A post by Anaïs Giannuzzo
In 1975, something happened that would change our world: Steven Spielberg’s movie Jaws was released. Since then, the shark population has has fallen to around 70% of the original population (Pacoureau et al. 2021). To say that Jaws was the cause of this would be wrong – our increasing appetite for fish combined with bad fishing techniques, our demand for beauty products (in this case: for squalene), and the lack of regulations are the main causes of the decline (Dulvy et al. 2017).

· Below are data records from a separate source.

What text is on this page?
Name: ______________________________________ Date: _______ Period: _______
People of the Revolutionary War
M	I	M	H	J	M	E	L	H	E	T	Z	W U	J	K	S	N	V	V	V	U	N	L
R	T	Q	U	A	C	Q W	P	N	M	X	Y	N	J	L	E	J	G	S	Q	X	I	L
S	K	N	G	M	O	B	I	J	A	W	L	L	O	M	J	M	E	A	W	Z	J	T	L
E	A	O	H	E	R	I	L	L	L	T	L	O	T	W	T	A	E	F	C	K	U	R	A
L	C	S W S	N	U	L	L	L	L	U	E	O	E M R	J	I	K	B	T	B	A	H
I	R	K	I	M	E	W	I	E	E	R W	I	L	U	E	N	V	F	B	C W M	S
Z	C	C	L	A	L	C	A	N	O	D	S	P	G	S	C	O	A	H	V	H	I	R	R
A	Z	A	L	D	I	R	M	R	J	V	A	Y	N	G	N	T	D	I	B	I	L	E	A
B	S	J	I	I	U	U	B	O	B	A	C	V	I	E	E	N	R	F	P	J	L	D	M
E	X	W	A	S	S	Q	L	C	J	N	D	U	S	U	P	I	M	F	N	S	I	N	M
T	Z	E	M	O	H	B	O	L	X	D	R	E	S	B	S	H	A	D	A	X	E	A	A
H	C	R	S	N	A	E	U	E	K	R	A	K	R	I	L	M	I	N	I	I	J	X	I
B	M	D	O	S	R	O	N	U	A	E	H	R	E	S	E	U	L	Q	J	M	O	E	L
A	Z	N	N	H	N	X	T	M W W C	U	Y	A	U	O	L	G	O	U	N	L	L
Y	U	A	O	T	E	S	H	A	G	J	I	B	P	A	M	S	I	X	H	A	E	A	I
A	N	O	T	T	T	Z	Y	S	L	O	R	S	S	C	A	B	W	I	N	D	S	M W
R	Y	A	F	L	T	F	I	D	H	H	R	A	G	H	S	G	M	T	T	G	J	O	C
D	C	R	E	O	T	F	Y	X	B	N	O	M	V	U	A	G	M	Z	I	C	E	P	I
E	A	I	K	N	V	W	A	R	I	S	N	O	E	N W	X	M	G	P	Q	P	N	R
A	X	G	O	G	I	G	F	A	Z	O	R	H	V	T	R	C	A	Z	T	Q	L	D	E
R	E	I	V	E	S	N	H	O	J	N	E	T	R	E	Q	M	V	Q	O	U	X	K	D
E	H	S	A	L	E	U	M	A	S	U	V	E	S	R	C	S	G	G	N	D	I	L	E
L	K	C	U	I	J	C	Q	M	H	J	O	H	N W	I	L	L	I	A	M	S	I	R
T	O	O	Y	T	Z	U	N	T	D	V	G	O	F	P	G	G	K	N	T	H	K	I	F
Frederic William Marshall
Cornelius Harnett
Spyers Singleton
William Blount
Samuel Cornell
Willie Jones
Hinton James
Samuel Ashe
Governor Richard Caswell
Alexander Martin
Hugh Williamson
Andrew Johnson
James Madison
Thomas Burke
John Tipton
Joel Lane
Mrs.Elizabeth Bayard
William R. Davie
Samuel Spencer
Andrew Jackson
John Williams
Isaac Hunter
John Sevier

But, as Christopher Neff argues, the representation of sharks provided by Jaws has made it okay for us that they be killed without much or any control (Neff 2015): in the US, a surge of shark hunters were exposing their catches with the pride of having eliminated a ‘man killer’ (Beryl 2012); Australia passed laws that enabled the killing of a greater amount of sharks than before (Neff 2015); and more generally, shark attacks were systematically reported by the media as though they were perpetrated by a rogue, psychopathic shark (Beryl 2012; Neff 2015; Peace 2015).
This is precisely the picture Jaws induced (not just the movie, the 1974-published book with the same title, too): a representation of sharks – especially of the great white shark – as (1) having intentions, (2) being blood thirsty, and (3) being a predator of humans. This (fallacious) shark-deviation is the so-called ‘rogue’ shark (the term originates in Jaws). Rogue sharks have the intention to murder specific humans, which they hunt for weeks or months.
I predict that most of the audience of Jaws would say that the representation of sharks in both the movie and the book is fictional. In spite of that, the representation had, for many, an impact on their daily life, as it shaped the way in which they perceived real sharks and saw certain actions as justified (see discussion of similar phenomena in Goffin and Friend 2022). So the question is, how can a fictional representation of sharks have such an influence when people know it doesn’t correspond to the world?